DON’T BANK ON THE BOMB

Don't Bank On The Bomb

Dall’organizzazione PAX (aderente a ICAN e già nota come IKV Pax Christi) viene divulgato oggi 7 novembre, in una conferenza stampa a Berlino, il Report 2014 “Don’t Bank on the Bomb“.


Delle armi nucleari, del loro potere distruttivo, sappiamo quasi tutto. Sappiamo però meno degli enormi interessi economici, industriali e finanziari che stanno dietro alla loro presenza nel territorio degli Stati che ne posseggono. Questo rapporto annuale – che già alla sua prima edizione di due anni fa ebbe notevole eco tra i media internazionali e che in quella successiva contribuì al ripensamento di diverse istituzioni finanziarie nelle proprie politiche di investimenti – viene riproposto anche quest’anno con i dati aggiornati.

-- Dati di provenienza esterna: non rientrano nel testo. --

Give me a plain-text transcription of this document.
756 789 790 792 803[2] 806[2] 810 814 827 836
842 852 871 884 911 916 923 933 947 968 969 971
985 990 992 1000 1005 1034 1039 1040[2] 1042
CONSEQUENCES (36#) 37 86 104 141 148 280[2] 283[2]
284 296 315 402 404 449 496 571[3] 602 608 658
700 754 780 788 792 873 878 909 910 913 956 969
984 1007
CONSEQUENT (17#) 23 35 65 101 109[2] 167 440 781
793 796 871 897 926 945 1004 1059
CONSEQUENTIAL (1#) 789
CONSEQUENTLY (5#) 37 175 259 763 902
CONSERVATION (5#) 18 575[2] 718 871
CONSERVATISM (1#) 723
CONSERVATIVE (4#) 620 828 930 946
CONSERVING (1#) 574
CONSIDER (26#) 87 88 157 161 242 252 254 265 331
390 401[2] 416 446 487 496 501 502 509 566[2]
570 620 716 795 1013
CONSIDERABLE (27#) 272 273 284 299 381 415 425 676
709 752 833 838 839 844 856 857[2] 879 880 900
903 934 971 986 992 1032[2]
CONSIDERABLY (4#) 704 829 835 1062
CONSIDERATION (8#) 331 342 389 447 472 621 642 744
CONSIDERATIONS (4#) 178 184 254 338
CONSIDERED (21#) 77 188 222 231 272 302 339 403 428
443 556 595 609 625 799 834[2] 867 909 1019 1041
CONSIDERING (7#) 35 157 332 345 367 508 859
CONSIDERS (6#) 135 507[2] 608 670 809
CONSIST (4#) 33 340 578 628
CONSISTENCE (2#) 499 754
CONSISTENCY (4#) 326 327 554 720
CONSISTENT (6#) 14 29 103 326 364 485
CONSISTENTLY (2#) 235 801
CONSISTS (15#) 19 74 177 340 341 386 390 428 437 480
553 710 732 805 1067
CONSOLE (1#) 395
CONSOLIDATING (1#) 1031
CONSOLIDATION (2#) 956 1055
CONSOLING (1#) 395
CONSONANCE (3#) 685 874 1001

Il report, noto per la sua completezza e la sua precisione, suddivide la questione in più capitoli, ciascuno dei quali esamina nel dettaglio nomi e attività di aziende e di istituti di credito coinvolti nella filiera delle attività produttive riguardanti i processi di manutenzione e aggiornamento degli arsenali nucleari. E separando gli istituti “virtuosi” dalla black list di quelle banche che investono in modo più o meno significativo in tali attività.

Qualche cifra: dal 2011 sono stati esaminati 411 istituti, tra banche, compagnie assicurative, fondi pensionistici in 30 Paesi, che investono in modo significativo sull’industria degli armamenti atomici: 254 nel Nord America, 94 in Europa, 47 in Asia, 10 nel Medio Oriente, 5 nella zona del Pacifico e uno nel continente africano.

Nel 2014 sono state elencate 28 aziende coinvolte nella produzione, mantenimento e modernizzazione degli arsenali atomici, localizzate in Francia, Germania, India, Olanda, Regno Unito e USA. E il movimento totale di capitali ammonta alla cifra di 402 miliardi di dollari, di cui 175 miliardi investiti dai 10 maggiori istituti finanziari.

La “Hall of Fame”, la lista degli istituti “virtuosi”, ne comprende per ora 8 che hanno già adottato politiche di scelta in investimenti “nuclear free” mentre altri 27 stanno arrivando alla stessa decisione ma le cui policy non escludono ancora in modo assoluto un coinvolgimento di operazioni finanziarie verso industrie impegnate nel nucleare.

Per tutti gli altri, traggo dal report una riflessione:

Un disinvestimento (dalle industrie coinvolte) invia un segnale chiaro: “Non con i miei soldi, non nel mio nome”. Un disinvestimento fa capire alle Compagnie che fino a quando vengono associate a programmi riguardanti armi nucleari, saranno considerate sé stesse come illegittime, oltre che un cattivo investimento.

Nel sito Don't Bank on the Bomb (www.dontbankonthebomb.com) è adesso reso pubblico e
scaricabile dal web l'intero report e le sue singole sezioni, oltre ad altri link che
permettono di conoscere chi investe, chi produce, come attivarsi per proporre alle
Compagnie finanziarie standard diversi - etici e morali - per i propri investimenti.